Contaram-me que, foi ainda enquanto vivia na Missão que dona Ana conheceu o pai de
sua primeira filha, Analice. Cearense, branco e de olhos claros, ele fora para sua comunidade
trabalhar na construção da igreja. Lá permaneceu por pouco mais de 03 anos, quando, ao
terminar as obras foi embora. À época, os padres souberam de que ele deixara família no Ceará
e, por conta disso, não permitiram que se casassem.
Teve a Analice a primeira filha dela, que como lá em São Gabriel era assim que os
indígenas não podiam se envolver com o homem branco, como ela foi criada também
nesse negócio de padre, essas coisa lá, não podia se envolver com gente que não era da
sua aldeia, que não era índio. Aí ela conheceu o pai da minha irmã, ela se envolveu
com ele, só que aí os padre descobriram que ele era casado, só que ele era separado,
não vivia com a mulher, aí então fizeram com que ela se separasse dele e ela criou a
minha irmã sozinha. Não quis, porque eles disse que não podia porque ele era casado,
que não podia viver com ela amigado, eles não aceitavam. Aí eles eram que protegiam,
aí eu falo pra ela bem assim "protegeram tanto que não ajudaram a senhora a criar
sua filha também, a senhora criou sozinha, né". Aí depois foi aí que também se envolveu
com o pai da minha outra irmã, aí se envolveu com o pai da outra, e tudo abandonaram
também ela, iam embora, né, já tinham outra família também. Iam pra lá com trabalho,
né, aí conhecia as índia e engravidavam elas e vinham embora (Patrícia, etnia Tukano,
23 anos).
Sete anos mais tarde, como relata Patrícia, dona Ana conheceu o pai de sua segunda
filha, Gleide, também um homem branco e quatro anos depois, o pai de Adriana, sua terceira
filha. Sobre ambos nem dona Ana, nem Patrícia fizeram comentários. Posteriormente, quando
conheci Adriana, ela contou-me que seu pai era negro, e que supunha ser um militar, mas que
a mãe nunca lhe dissera nada sobre ele.
Dona Ana permanecera em sua comunidade cuidando dos pais, porém, deixou Analice,
sua filha mais velha, aos cuidados de sua madrinha em São Gabriel da Cachoeira. Solteira,
criando as filhas sozinha, aceitou se casar com o pai de Patrícia, um índio Tukano de uma
comunidade vizinha. Contou-me que ele a pedira em casamento muito tempo antes, mas que
não aceitara, porque não queria se casar com índio, pois como “já sou índio, tem que procurar
melhoria pra gente”. Anos depois, no entanto, diante da insistência do rapaz, concordou em se
casar, engravidando de sua quarta filha.
92
Este foi o primeiro e único casamento de dona Ana, que, fatalmente durou pouco, pois
ficara viúva quando Patrícia completou 03 anos de idade. Perguntado qual foi a causa da morte
de seu marido, ela não soube dizer-me, e nem mesmo Patrícia sabe ao certo o que aconteceu.

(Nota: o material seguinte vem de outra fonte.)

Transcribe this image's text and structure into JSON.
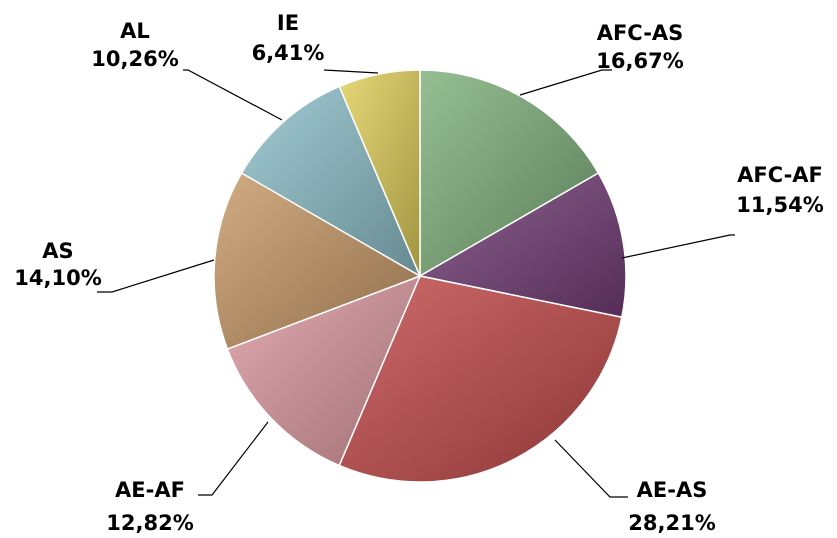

Desde então, não teve nenhum outro relacionamento, criando as quatro filhas sem o apoio dos
respectivos pais.
Eu criei minhas filha sozinha, quatro filha, mas essa daí (Patrícia), eu casei com o pai
dessa menina, casei com ele. No mês que a filha dele nasceu, quando ela tinha 03 aninho
ele morreu. Essa é a caçula. Eu tô sozinha agora. Tem muito tempo, né, criei sozinha
elas. Por isso que eu falo "eu criei sozinha vocês. Eu trabalhava em São Gabriel, né,
lavava roupa, no fim do mês eu recebia meu dinheirinho e eu comprava comida, roupa
delas, tudo... Nunca passei fome. Final da semana ia embora pra meu parente fazer
farinha, ganhava farinha, ganhava beiju pra trazer pra mama, foi assim que criei
minhas filha (Ana Maria, etnia Tukano,65 anos).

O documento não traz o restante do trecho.